This topic is an ‘oldie but a goodie’ for us. We’ve long suspected that ‘software eating the world’ doesn’t or shouldn't mean more software companies. AI is accelerating that conversation… 

If you've built software that truly changes a sector's economics, selling the software is often the slowest, most expensive path to the smallest outcome.

Being a pure software company can be the right answer. Just not nearly as often as founders and VCs assume.

Most sectors that haven't adopted software don't have a product problem. Plenty of people have tried "better software." What they have is an adoption problem.

Sometimes adoption fails because incentives are backwards. The people who'd need to use your product would lose power, status, or even their jobs. Sometimes it's sunk cost—they've already paid for a system and can't justify starting over. Often it's risk tolerance—thin-margin businesses can't afford to bet on unproven tools, even when long-term ROI is obvious.

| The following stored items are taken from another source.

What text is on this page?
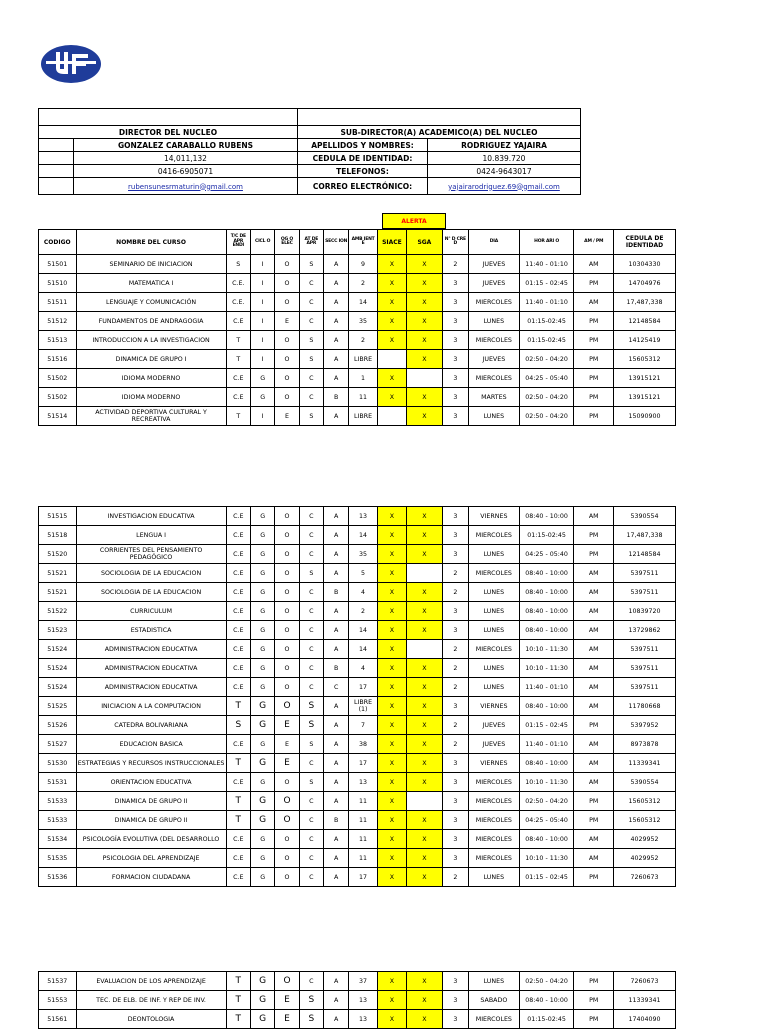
DIRECTOR DEL NUCLEO		SUB-DIRECTOR(A) ACADEMICO(A) DEL NUCLEO	
	GONZALEZ CARABALLO RUBENS	APELLIDOS Y NOMBRES:	RODRIGUEZ YAJAIRA
	14,011,132	CEDULA DE IDENTIDAD:	10.839.720
	0416-6905071	TELEFONOS:	0424-9643017
	rubensunesrmaturin@gmail.com	CORREO ELECTRÓNICO:	yajairarodriguez.69@gmail.com
ALERTA
CODIGO	NOMBRE DEL CURSO	T/C DE APR ENDI	CICL O	OG O ELEC	AT DE APR	SECC ION	AMB IENT E	SIACE	SGA	N° D CRE D	DIA	HOR ARI O	AM / PM	CEDULA DE IDENTIDAD
51501	SEMINARIO DE INICIACION	S	I	O	S	A	9	X	X	2	JUEVES	11:40 - 01:10	AM	10304330
51510	MATEMATICA I	C.E.	I	O	C	A	2	X	X	3	JUEVES	01:15 - 02:45	PM	14704976
51511	LENGUAJE Y COMUNICACIÓN	C.E.	I	O	C	A	14	X	X	3	MIERCOLES	11:40 - 01:10	AM	17,487,338
51512	FUNDAMENTOS DE ANDRAGOGIA	C.E	I	E	C	A	35	X	X	3	LUNES	01:15-02:45	PM	12148584
51513	INTRODUCCION A LA INVESTIGACION	T	I	O	S	A	2	X	X	3	MIERCOLES	01:15-02:45	PM	14125419
51516	DINAMICA DE GRUPO I	T	I	O	S	A	LIBRE		X	3	JUEVES	02:50 - 04:20	PM	15605312
51502	IDIOMA MODERNO	C.E	G	O	C	A	1	X		3	MIERCOLES	04:25 - 05:40	PM	13915121
51502	IDIOMA MODERNO	C.E	G	O	C	B	11	X	X	3	MARTES	02:50 - 04:20	PM	13915121
51514	ACTIVIDAD DEPORTIVA CULTURAL Y RECREATIVA	T	I	E	S	A	LIBRE		X	3	LUNES	02:50 - 04:20	PM	15090900
51515	INVESTIGACION EDUCATIVA	C.E	G	O	C	A	13	X	X	3	VIERNES	08:40 - 10:00	AM	5390554
51518	LENGUA I	C.E	G	O	C	A	14	X	X	3	MIERCOLES	01:15-02:45	PM	17,487,338
51520	CORRIENTES DEL PENSAMIENTO PEDAGÓGICO	C.E	G	O	C	A	35	X	X	3	LUNES	04:25 - 05:40	PM	12148584
51521	SOCIOLOGIA DE LA EDUCACION	C.E	G	O	S	A	5	X		2	MIERCOLES	08:40 - 10:00	AM	5397511
51521	SOCIOLOGIA DE LA EDUCACION	C.E	G	O	C	B	4	X	X	2	LUNES	08:40 - 10:00	AM	5397511
51522	CURRICULUM	C.E	G	O	C	A	2	X	X	3	LUNES	08:40 - 10:00	AM	10839720
51523	ESTADISTICA	C.E	G	O	C	A	14	X	X	3	LUNES	08:40 - 10:00	AM	13729862
51524	ADMINISTRACION EDUCATIVA	C.E	G	O	C	A	14	X		2	MIERCOLES	10:10 - 11:30	AM	5397511
51524	ADMINISTRACION EDUCATIVA	C.E	G	O	C	B	4	X	X	2	LUNES	10:10 - 11:30	AM	5397511
51524	ADMINISTRACION EDUCATIVA	C.E	G	O	C	C	17	X	X	2	LUNES	11:40 - 01:10	AM	5397511
51525	INICIACION A LA COMPUTACION	T	G	O	S	A	LIBRE (1)	X	X	3	VIERNES	08:40 - 10:00	AM	11780668
51526	CATEDRA BOLIVARIANA	S	G	E	S	A	7	X	X	2	JUEVES	01:15 - 02:45	PM	5397952
51527	EDUCACION BASICA	C.E	G	E	S	A	38	X	X	2	JUEVES	11:40 - 01:10	AM	8973878
51530	ESTRATEGIAS Y RECURSOS INSTRUCCIONALES	T	G	E	C	A	17	X	X	3	VIERNES	08:40 - 10:00	AM	11339341
51531	ORIENTACION EDUCATIVA	C.E	G	O	S	A	13	X	X	3	MIERCOLES	10:10 - 11:30	AM	5390554
51533	DINAMICA DE GRUPO II	T	G	O	C	A	11	X		3	MIERCOLES	02:50 - 04:20	PM	15605312
51533	DINAMICA DE GRUPO II	T	G	O	C	B	11	X	X	3	MIERCOLES	04:25 - 05:40	PM	15605312
51534	PSICOLOGÍA EVOLUTIVA (DEL DESARROLLO	C.E	G	O	C	A	11	X	X	3	MIERCOLES	08:40 - 10:00	AM	4029952
51535	PSICOLOGIA DEL APRENDIZAJE	C.E	G	O	C	A	11	X	X	3	MIERCOLES	10:10 - 11:30	AM	4029952
51536	FORMACION CIUDADANA	C.E	G	O	C	A	17	X	X	2	LUNES	01:15 - 02:45	PM	7260673
51537	EVALUACION DE LOS APRENDIZAJE	T	G	O	C	A	37	X	X	3	LUNES	02:50 - 04:20	PM	7260673
51553	TEC. DE ELB. DE INF. Y REP DE INV.	T	G	E	S	A	13	X	X	3	SABADO	08:40 - 10:00	PM	11339341
51561	DEONTOLOGIA	T	G	E	S	A	13	X	X	3	MIERCOLES	01:15-02:45	PM	17404090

Product quality isn't the constraint. Adoption is.

So if your software actually works—if it creates real economic leverage—the real question becomes: what should you become in order to capture that value?

The Framework

Three questions get you most of the way there:

  1. Is the customer base fragmented or an oligopoly?

  2. Do they already spend money solving this problem?

  3. How large is the economic impact you create?

The answers point to three paths.

Path 1: Sell software

Democratic market, existing budget, good economic lift.

They already pay for solutions. You're just better. Adoption is friction, not structure. Sell software.

Path 2: Sell "business in a box"

Democratic market, no budget, good economic lift.

They don't have budget for software, but your software could run a business. So sell them the whole business—software included. Help them start or operate what they couldn't before.

Path 3: Own the customer or become the customer

No budget, massive economic lift.

No budget means you're creating a category anyway. The question is whether you acquire existing businesses or build the competitor from scratch. That depends on how fragmented the market is, customer acquisition dynamics, and how much your software transforms existing operations. Either way, you're not selling software—you're using it as an operational advantage.

The Pattern

The goal is maximizing value capture relative to equity required. Sometimes that means selling software. Often it doesn't.

Most founders default to "we're a software company" because that's what’s expected from people who build software. But often the economics of other models are better.

The question isn't what you are today. It's what captures the most value for the equity you'll need to spend.